Relieved, Stav went into the
house to talk to Tatiana. She agreed to the soup, and the
party, but was not impressed with the death mask idea.
"It’s gruesome," she said, and Stav couldn’t
help smiling.
The death mask was harder to
make than either of them had thought, especially with Stav’s
insistence on breathing while the mold was attached to his
face. "Do you think Mozart struggled this much?"
Ernest wanted to know, "or Lincoln?"
"They were dead,"
Stav countered, and wiped his eyes and mouth with a damp
cloth. The basement floor was littered with hunks of drying
Plaster of Paris, all with partial molds of his squirming
face; a collection chronicling the various stages of
suffocation. "I have to breathe."
"You have to put straws
up your nose." Tatiana said from her perch on the steps.
She was watching while she waited for the soup to cook.
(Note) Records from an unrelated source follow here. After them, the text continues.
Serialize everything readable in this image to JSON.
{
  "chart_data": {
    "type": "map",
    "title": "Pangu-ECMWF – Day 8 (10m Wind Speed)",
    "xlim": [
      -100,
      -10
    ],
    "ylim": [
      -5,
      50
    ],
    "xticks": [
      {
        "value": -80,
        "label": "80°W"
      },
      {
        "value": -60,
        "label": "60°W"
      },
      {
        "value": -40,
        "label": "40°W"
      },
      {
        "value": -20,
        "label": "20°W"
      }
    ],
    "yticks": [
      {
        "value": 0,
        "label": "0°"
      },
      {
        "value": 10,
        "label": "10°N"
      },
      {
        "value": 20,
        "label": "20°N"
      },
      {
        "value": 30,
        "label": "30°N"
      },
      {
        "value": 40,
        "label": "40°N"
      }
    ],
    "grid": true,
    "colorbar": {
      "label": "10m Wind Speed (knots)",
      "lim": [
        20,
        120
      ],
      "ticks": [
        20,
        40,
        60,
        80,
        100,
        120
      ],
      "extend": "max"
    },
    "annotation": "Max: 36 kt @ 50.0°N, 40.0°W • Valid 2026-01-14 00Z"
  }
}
With the straws, Stav was able
to relax and they got a perfect mold in one try. From there it
was a simple matter of spraying the mold with sealant, filling
it with a thin layer of Plaster of Paris, then extracting the
three-dimensional cast.
"It’s beautiful,"
Ernest said softly, holding it as gently as a newborn baby.
"It truly is."
And it was. A perfect likeness
in a way Stav had never seen himself: with his eyes closed. He
found it fascinating.
"You look very
serene," Ernest whispered, holding it up to the light.
"He looks dead,"
blurted Tatiana, getting up to answer the doorbell. She still
found the idea gruesome, and she still wanted to punch Ernest
in the nose.
They watched her disappear up
the stairs. "What an aura," Ernest said, his voice
reverent. "An amazing blue, with just the tiniest hint of
red. I hadn’t noticed that before."
Stav, who still didn’t know
what the man was talking about, merely nodded.
The guests were all willing to
participate after Stav explained the reason for the party.
Everyone took their places and, with a flourish, Ernest
unveiled the mask. Stav stood at the head of the table in
silence, watching as it went from hand to hand.
When everyone had held the
mask, hefted it, put it over their own face, commented on it,
Tatiana placed a bowl over it instead of her napkin and passed
around the bread. "I’m using my napkin," she said
without looking at Stav, and Ernest nodded that this minor
deviation was acceptable.
After dinner, everyone
welcomed Stav as if he’d just arrived and Ernest was
introduced. Wineglasses were refilled and the mask was admired
anew. At one point, falling back onto the couch in the throes
of a sudden revelation, Ernest predicted that someone in the
room was pregnant, perhaps with twins.
"Ridiculous!"
everyone roared, laughing, but when Stav looked at Tatiana,
she was watching him from behind the unreadable white features
of the mask, her eyes wide under his own calm brow.